Random Walks with Tweedie: A Unified View of Score-Based Diffusion Models
Chicago Y. Park, Michael T. McCann, Cristina Garcia-Cardona, Brendt Wohlberg, Ulugbek S. Kamilov
TL;DR
The paper addresses unifying score-based diffusion models by deriving a simple, textbook-backed theory that connects MMSE denoisers to the score via Tweedie’s formula, enabling score-based sampling with only denoiser-based estimators. It introduces training and sampling templates that reproduce and subsume NCSN, DDPM, and SGM-SDE within a common framework, and shows how conditional sampling can be performed without likelihood approximations. The key contributions include linking denoisers to the score, formulating Langevin-style sampling with a potential derived from the target distribution, and enabling a noise-schedule driven sequence of sampling steps that converge to the true distribution.

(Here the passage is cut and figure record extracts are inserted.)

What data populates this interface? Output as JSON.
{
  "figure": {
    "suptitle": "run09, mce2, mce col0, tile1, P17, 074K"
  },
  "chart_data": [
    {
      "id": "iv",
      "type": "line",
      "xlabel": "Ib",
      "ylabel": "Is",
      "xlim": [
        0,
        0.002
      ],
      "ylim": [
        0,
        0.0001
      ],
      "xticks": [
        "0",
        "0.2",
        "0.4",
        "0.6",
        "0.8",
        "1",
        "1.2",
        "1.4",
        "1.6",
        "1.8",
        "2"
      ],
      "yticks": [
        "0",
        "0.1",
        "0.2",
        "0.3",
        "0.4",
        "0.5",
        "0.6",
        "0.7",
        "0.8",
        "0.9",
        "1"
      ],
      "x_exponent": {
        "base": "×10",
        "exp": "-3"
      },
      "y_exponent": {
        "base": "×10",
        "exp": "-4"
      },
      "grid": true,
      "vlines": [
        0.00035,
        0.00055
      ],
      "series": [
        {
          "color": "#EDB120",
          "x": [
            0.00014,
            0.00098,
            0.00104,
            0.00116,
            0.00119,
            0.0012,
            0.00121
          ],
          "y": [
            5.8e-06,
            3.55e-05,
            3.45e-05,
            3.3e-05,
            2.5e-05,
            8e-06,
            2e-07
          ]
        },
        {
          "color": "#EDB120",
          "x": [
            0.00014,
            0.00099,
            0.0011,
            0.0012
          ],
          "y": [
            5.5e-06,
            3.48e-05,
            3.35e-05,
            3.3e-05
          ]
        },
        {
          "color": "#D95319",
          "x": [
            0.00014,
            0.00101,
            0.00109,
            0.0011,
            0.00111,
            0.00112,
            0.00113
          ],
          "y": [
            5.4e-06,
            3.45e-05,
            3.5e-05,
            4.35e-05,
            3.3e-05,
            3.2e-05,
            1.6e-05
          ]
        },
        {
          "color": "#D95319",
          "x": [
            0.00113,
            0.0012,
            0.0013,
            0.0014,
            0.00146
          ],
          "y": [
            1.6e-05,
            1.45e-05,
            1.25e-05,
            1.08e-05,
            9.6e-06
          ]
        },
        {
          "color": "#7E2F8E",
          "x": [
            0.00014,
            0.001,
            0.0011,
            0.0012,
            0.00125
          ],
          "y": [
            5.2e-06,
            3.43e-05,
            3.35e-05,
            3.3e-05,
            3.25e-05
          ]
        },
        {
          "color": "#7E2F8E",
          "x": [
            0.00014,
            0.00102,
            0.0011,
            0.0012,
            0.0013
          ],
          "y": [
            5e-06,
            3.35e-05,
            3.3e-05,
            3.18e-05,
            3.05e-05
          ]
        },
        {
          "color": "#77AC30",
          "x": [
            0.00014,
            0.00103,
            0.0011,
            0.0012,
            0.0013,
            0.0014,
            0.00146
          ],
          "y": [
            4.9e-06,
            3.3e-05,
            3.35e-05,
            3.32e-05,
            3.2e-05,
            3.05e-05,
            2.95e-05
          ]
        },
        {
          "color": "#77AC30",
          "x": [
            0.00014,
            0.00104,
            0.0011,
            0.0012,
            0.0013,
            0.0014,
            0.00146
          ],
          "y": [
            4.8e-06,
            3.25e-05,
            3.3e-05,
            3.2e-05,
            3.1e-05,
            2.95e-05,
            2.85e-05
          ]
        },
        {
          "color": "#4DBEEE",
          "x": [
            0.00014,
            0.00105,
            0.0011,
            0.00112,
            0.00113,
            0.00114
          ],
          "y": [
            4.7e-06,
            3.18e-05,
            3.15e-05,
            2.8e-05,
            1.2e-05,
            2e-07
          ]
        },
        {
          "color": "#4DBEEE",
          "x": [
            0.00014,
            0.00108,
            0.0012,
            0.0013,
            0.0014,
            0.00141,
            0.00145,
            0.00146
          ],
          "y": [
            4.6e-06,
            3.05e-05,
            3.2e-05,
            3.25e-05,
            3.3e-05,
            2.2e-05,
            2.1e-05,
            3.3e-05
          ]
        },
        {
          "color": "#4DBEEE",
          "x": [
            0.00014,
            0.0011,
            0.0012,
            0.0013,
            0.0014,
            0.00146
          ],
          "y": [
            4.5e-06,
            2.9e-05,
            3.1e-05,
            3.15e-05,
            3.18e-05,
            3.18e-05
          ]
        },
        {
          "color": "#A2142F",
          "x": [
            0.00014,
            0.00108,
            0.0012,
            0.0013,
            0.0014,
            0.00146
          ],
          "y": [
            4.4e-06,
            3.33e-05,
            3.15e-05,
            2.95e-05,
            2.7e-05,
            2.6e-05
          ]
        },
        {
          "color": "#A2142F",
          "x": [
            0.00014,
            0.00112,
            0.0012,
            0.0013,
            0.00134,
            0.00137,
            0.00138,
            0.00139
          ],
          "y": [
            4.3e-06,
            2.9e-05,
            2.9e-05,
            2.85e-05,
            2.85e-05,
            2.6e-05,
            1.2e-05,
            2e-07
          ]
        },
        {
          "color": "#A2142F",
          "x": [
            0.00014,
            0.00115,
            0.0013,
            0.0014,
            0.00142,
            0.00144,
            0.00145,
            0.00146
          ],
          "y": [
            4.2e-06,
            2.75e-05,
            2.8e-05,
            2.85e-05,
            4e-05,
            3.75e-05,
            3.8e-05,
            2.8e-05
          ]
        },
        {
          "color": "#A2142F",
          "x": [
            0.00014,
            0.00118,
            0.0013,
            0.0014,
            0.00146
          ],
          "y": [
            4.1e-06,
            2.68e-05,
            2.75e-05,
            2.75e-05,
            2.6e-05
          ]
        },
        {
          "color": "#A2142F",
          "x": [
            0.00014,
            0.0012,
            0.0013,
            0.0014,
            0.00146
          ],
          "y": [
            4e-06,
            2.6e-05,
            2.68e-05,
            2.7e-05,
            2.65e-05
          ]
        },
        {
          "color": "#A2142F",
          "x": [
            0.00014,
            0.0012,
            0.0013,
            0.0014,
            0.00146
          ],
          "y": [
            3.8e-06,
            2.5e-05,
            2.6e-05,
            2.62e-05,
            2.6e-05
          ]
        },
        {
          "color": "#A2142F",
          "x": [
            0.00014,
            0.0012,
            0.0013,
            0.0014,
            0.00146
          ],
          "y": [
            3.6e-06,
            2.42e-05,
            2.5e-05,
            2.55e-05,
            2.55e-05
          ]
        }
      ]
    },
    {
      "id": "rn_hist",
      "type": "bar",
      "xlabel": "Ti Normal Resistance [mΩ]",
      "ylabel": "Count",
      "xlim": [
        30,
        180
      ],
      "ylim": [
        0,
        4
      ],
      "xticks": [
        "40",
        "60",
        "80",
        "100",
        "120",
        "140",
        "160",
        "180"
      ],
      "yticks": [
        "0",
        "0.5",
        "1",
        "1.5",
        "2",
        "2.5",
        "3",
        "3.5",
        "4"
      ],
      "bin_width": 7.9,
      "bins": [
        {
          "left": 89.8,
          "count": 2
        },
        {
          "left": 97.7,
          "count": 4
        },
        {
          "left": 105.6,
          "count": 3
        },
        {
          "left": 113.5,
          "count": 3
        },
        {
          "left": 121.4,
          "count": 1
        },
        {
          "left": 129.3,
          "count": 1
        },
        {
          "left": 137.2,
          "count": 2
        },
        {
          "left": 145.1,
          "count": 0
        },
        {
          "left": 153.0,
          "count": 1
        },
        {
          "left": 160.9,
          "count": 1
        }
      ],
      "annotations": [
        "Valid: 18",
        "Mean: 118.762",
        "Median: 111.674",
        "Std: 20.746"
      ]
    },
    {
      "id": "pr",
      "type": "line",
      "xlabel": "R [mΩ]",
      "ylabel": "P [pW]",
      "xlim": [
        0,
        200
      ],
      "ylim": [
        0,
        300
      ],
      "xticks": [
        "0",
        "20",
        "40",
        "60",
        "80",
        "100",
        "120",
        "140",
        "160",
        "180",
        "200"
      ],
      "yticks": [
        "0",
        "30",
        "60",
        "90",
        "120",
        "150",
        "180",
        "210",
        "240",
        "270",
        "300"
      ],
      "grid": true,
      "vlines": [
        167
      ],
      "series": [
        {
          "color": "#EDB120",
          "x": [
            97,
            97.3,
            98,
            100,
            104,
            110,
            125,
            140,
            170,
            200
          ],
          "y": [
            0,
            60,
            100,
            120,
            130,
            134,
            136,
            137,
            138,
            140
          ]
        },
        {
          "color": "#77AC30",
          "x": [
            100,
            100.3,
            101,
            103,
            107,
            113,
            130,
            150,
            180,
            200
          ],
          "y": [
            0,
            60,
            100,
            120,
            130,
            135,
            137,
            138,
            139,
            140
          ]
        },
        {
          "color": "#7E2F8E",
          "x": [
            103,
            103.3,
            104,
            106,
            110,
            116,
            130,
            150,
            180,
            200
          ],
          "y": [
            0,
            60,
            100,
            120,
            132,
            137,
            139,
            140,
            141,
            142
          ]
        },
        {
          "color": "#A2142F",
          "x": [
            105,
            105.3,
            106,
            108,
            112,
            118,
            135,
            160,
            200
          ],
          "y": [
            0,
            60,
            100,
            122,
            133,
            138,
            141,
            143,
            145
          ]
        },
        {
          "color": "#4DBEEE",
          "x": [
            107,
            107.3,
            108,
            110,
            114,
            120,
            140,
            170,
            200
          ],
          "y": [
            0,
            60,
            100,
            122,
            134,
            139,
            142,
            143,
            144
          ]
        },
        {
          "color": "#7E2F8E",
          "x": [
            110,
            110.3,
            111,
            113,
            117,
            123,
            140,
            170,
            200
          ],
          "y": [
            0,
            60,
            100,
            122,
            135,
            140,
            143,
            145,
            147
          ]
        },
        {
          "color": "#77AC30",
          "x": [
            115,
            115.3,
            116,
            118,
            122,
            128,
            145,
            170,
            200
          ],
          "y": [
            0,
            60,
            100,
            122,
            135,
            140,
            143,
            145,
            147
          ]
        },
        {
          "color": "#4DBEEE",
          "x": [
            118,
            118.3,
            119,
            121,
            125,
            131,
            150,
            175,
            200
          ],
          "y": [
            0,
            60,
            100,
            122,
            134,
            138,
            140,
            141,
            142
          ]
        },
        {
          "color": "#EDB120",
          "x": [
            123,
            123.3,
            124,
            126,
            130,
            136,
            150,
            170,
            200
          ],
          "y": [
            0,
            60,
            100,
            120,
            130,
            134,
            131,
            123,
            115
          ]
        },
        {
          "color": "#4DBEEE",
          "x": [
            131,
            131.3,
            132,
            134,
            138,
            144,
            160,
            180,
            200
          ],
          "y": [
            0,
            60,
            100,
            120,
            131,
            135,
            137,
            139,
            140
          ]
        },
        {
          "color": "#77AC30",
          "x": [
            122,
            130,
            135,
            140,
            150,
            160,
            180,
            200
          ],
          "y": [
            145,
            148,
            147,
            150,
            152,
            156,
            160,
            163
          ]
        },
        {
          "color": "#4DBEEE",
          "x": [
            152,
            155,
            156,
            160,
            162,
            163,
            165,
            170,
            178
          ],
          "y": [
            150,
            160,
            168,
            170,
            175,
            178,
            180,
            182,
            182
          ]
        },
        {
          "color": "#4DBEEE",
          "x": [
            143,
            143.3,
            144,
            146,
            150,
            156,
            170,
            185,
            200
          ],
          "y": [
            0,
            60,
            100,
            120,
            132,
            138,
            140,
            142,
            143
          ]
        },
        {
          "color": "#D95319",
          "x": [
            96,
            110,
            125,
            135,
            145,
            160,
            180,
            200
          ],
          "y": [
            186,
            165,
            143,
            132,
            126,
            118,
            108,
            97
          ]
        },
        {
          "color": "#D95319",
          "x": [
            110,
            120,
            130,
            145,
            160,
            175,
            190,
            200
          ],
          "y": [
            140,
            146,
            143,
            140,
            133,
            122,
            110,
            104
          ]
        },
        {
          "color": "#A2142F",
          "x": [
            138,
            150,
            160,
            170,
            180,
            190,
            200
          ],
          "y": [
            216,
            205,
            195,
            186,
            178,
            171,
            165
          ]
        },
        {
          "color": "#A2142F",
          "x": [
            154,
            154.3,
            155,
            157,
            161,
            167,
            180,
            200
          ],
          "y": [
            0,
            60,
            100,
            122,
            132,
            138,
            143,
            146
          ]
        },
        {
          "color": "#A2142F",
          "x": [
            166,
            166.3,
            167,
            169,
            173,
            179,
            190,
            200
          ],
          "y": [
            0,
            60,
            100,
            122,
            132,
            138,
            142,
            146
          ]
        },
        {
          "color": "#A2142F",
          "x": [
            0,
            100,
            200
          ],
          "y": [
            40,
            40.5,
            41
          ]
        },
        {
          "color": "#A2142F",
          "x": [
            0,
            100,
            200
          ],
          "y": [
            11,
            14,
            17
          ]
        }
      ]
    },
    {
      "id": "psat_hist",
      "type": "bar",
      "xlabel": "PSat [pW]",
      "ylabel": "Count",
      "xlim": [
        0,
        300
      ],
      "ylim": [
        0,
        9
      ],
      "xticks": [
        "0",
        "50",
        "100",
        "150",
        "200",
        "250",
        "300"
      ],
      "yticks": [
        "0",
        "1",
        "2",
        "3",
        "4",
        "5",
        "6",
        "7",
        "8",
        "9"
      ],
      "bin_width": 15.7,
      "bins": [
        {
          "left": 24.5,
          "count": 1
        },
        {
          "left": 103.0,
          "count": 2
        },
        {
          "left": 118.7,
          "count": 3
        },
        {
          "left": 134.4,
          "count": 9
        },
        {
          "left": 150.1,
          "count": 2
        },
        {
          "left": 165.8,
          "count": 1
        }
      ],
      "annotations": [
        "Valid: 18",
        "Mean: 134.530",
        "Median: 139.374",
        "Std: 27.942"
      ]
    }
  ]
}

The approach provides a practical, flexible, and accessible perspective for signal-processing researchers, with code available for unconditional and conditional sampling.
Abstract
We present a concise derivation for several influential score-based diffusion models that relies on only a few textbook results. Diffusion models have recently emerged as powerful tools for generating realistic, synthetic signals -- particularly natural images -- and often play a role in state-of-the-art algorithms for inverse problems in image processing. While these algorithms are often surprisingly simple, the theory behind them is not, and multiple complex theoretical justifications exist in the literature. Here, we provide a simple and largely self-contained theoretical justification for score-based diffusion models that is targeted towards the signal processing community. This approach leads to generic algorithmic templates for training and generating samples with diffusion models. We show that several influential diffusion models correspond to particular choices within these templates and demonstrate that alternative, more straightforward algorithmic choices can provide comparable results. This approach has the added benefit of enabling conditional sampling without any likelihood approximation.